"Polska cudu, bogata, optymistyczna i sexy" - to tytuł reportażu, jaki ukazał się w niedzielę we włoskim dzienniku "La Stampa". Jest to pełna zachwytu relacja specjalnego wysłannika gazety w związku z przejęciem przez nasz kraj przewodnictwa w Radzie UE.

Tekst otwiera wypowiedź właścicieli włoskiej firmy, produkującej m.in. urządzenia laserowe i roboty przemysłowe, którzy w ciągu tygodnia otworzyli w Krakowie swą filię i zatrudnili grupę młodych polskich inżynierów. Zdaniem Vittorio Caviraniego i jego wspólnika Enrico Grassiego jest to "rekord świata", który jest nie do pobicia w ich zbiurokratyzowanej ojczyźnie.

Wysłannik turyńskiej gazety kładzie nacisk na to, że znakomita sytuacja gospodarcza Polski jest wciąż "niedoceniana i za mało znana" we Włoszech. "Dynamizm gospodarczy lokuje kraj na trzecim miejscu w Europie pod względem nowych miejsc pracy i na pierwszym miejscu w dziedzinie tworzenia miejsc pierwszego zatrudnienia" - czytamy w artykule.

"Co dziesiąty student w Europie to Polak" - zauważa "La Stampa" i dodaje: "Ale to, co bardziej się liczy to świadomość dokonania przełomu". Dziennik przytacza sondaże Eurobarometru, z których wynika, że w Polsce spośród wszystkich krajów UE panuje największy optymizm.

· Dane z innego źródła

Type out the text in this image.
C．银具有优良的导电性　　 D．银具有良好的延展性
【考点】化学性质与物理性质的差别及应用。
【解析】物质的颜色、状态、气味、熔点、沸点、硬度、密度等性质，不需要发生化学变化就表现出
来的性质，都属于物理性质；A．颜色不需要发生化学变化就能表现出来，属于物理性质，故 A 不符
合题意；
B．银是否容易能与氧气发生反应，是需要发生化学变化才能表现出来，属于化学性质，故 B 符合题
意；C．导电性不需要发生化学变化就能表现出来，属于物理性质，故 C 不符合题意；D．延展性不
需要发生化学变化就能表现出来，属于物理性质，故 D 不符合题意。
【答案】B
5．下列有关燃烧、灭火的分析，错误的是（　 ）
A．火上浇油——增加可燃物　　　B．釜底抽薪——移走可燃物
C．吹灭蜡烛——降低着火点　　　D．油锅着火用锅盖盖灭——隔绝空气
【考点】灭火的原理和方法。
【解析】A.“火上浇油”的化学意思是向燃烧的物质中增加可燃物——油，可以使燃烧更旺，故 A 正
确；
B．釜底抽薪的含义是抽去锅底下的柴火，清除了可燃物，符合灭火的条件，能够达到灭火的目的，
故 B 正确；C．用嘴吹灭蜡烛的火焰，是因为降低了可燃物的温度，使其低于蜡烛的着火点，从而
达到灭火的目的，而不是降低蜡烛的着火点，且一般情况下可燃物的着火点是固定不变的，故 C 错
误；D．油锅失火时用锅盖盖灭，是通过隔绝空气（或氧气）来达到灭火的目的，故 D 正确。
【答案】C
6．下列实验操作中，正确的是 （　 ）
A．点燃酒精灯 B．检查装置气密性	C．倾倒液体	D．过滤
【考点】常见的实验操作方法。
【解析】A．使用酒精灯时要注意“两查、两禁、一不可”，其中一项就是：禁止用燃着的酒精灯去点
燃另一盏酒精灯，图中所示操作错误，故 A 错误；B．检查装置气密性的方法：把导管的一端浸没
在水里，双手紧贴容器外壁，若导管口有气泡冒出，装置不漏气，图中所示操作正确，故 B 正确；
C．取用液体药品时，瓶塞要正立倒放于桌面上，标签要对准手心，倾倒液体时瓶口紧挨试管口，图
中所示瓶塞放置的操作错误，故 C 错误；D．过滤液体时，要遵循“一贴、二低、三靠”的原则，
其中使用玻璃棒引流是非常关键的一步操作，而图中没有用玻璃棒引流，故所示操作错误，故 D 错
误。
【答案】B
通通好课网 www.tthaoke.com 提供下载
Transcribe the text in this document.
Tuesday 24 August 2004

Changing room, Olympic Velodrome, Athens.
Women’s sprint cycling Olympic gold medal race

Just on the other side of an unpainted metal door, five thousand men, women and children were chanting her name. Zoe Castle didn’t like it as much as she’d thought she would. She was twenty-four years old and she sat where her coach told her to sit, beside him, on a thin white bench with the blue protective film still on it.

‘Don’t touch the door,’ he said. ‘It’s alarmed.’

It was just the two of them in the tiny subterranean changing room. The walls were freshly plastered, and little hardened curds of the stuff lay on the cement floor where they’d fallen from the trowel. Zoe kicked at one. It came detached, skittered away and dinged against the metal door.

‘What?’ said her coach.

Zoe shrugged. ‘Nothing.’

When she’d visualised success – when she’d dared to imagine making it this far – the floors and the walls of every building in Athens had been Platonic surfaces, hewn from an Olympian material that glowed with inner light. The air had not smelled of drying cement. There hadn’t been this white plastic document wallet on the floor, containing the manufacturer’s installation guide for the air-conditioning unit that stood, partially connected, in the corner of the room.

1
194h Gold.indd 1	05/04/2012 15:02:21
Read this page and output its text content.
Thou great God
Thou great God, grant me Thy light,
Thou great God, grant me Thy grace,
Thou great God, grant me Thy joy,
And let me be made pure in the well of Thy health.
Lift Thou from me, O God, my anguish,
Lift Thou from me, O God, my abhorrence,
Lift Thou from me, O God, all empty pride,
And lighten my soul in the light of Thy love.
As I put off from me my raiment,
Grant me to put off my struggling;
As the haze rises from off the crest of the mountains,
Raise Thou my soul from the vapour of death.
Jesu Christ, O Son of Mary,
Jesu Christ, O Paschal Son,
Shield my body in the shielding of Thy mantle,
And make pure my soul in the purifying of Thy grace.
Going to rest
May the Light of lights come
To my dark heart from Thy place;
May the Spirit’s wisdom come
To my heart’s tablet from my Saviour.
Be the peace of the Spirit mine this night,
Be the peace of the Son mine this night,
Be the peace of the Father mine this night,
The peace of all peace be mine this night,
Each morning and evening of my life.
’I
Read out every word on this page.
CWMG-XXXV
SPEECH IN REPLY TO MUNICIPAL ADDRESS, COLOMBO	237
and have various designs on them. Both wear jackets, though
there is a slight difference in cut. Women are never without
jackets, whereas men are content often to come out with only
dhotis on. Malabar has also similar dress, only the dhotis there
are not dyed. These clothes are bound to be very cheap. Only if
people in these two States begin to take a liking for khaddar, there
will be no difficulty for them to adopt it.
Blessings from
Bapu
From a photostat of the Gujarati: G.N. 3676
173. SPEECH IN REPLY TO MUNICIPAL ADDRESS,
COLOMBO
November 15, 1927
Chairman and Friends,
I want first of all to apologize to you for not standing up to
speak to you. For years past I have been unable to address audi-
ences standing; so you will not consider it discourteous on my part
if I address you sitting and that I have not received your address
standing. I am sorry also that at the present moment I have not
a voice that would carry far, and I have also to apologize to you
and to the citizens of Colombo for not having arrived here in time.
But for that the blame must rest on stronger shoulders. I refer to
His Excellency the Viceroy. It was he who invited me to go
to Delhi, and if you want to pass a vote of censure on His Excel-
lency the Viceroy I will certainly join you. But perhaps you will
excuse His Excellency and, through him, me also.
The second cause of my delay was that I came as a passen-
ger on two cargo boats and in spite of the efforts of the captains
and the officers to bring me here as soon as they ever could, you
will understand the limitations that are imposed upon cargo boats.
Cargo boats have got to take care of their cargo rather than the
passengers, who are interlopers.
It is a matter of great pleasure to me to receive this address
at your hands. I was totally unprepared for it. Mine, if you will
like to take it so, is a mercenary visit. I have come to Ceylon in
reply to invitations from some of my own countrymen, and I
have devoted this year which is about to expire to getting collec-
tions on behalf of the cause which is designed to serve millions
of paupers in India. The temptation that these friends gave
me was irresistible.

"Wrażeniem, które szerzy się z rosnącą intensywnością jest stabilność, gospodarcza i polityczna. Tę zasługę należy przypisać na pewno także powściągliwemu, pragmatycznemu i +niemieckiemu+ stylowi liberalnego premiera Donalda Tuska, który sprawił, że zapomniano o populistycznych ciągotach braci Kaczyńskich" - pisze "La Stampa". Odnotowuje następnie obecność wielu amerykańskich, francuskich, niemieckich i japońskich koncernów w naszym kraju.

"O polskim cudzie, który przyczyni się do nadania autorytetu prezydencji kraju spoza strefy euro, ale zmagającej się z kryzysem euro, świadczy to, że Tusk poprosił wraz z przewodnictwem w UE także o miejsce w grupie państw euro", by obserwować jej prace - zaznacza włoska gazeta.

Według autora relacji stan przygotowań do finałów mistrzostw Europy w piłce nożnej w 2012 roku jest "najlepszą syntezą dynamizmu i ambicji" Polski, która jest "największym placem budowy w Europie".

Dziennik na zakończenie przytacza opinię, że najważniejsze jest pokazanie światu wizerunku nowej Polski, która - jak dodaje - stała się "trendy, wręcz sexy".